Orta ölçekli bir Akdeniz yerleşimiyken, 1860’lardan itibaren ölçeği gideren büyüyen limanıyla ülkenin önemli ticaret kentlerinden birisi haline gelen Mersin, Türkiye’nin görece genç yerleşimlerinden. 1938 yılında yürürlüğe giren Herman Jansen Planı ile kentsel karakteri ve gelişimi belirli bir çizgiye oturan Mersin, yaklaşık 25 kilometrelik kent içi kıyı bandı ile deniz kıyısında uzanan en uzun sahile sahip kentlerden biri. Bu bitimsiz görünen kıyı bandı 1970’lerde otoyol için doldurulana kadar küçük plajları, iskeleleri, dar plaj yollarını barındıran bir kıyı bandı olagelmiş. Ölçeği değişen kentle birlikte genleşen sahil bulvarı ve dolgu üzeri süreğen yatay yeşilin programsız hali, kentlinin denizle temas etmesinin önündeki önemli engeller olarak duruyor. Bulvar aşılıp denize ulaşıldığında ise kilometrelerce uzanan bu yeşil kıyı bandına eşlik eden kalın beton duvarlar ve duvarın ardında denize uzanan kaya yığınları yeni engeller olarak beliriyor. Denizin kokusu, sesi, rüzgarı, tene çarpan serinlik ise epey uzakta... Denizi sadece görsel bir öğe olmaktan çıkaran, kıyı kullanımını programlamayan, suyla ilişkinin deneyimsel ve algısal programlarını yazan, sosyal, kültürel ve rekreasyonel yaşamı canlandıran, hareketlendiren, kentliyi heyecanlandıran oluşumlara ihtiyaç duyan bir kent Mersin.

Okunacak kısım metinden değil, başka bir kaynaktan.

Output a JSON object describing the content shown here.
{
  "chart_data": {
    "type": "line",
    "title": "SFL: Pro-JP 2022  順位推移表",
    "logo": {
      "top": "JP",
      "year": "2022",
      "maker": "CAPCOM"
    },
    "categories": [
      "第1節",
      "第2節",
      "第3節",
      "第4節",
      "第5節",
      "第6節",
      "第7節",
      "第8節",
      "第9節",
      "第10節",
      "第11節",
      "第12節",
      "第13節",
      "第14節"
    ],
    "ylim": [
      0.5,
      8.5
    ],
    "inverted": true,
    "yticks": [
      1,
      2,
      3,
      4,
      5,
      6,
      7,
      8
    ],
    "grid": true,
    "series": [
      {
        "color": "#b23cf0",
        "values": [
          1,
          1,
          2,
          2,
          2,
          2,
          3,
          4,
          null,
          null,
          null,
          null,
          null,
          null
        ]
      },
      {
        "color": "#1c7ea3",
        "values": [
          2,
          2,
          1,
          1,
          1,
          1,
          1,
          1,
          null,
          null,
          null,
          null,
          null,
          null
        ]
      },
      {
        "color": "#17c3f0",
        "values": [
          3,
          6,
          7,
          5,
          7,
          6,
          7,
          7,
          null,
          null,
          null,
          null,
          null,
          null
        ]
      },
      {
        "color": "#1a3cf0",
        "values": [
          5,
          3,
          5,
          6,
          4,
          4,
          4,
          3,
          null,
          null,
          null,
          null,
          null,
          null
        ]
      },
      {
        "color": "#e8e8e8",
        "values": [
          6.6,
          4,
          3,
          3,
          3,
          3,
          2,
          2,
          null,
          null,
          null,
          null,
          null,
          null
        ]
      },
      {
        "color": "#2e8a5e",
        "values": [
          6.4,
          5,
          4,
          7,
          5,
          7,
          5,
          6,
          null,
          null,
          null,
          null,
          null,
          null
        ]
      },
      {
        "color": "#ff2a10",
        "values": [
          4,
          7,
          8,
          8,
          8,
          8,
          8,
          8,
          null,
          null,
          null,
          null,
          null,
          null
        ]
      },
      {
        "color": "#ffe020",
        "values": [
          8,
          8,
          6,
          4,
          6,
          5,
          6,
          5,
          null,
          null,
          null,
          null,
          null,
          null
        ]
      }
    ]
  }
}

Mersin’in kıyı bandındaki önemli coğrafi, kentsel, arkeolojik değerler nelerdir, neler önemle ele alınmalı, öne çıkarılmalıdır? Algıda ve kullanımda monotonlaşan Mersin kıyısı nasıl canlandırılır, sıkıcı süreğenlik nasıl kırılır? Kıyı bandı kentte nasıl bir rol üstlenir, nelere, kimlere seslenir, kamusal, sosyo-kültürel, rekreasyon ihtiyaçları ve beklentileri nelerdir? Denizle görsel temasın ötesinde ne türde deneyimler ve yeni programlarla tasarlanabilir? VitrA ile Kentin Hayalleri Mersin programında konuşmacılar ve katılımcılar ile enine boyuna masaya yatırılacak.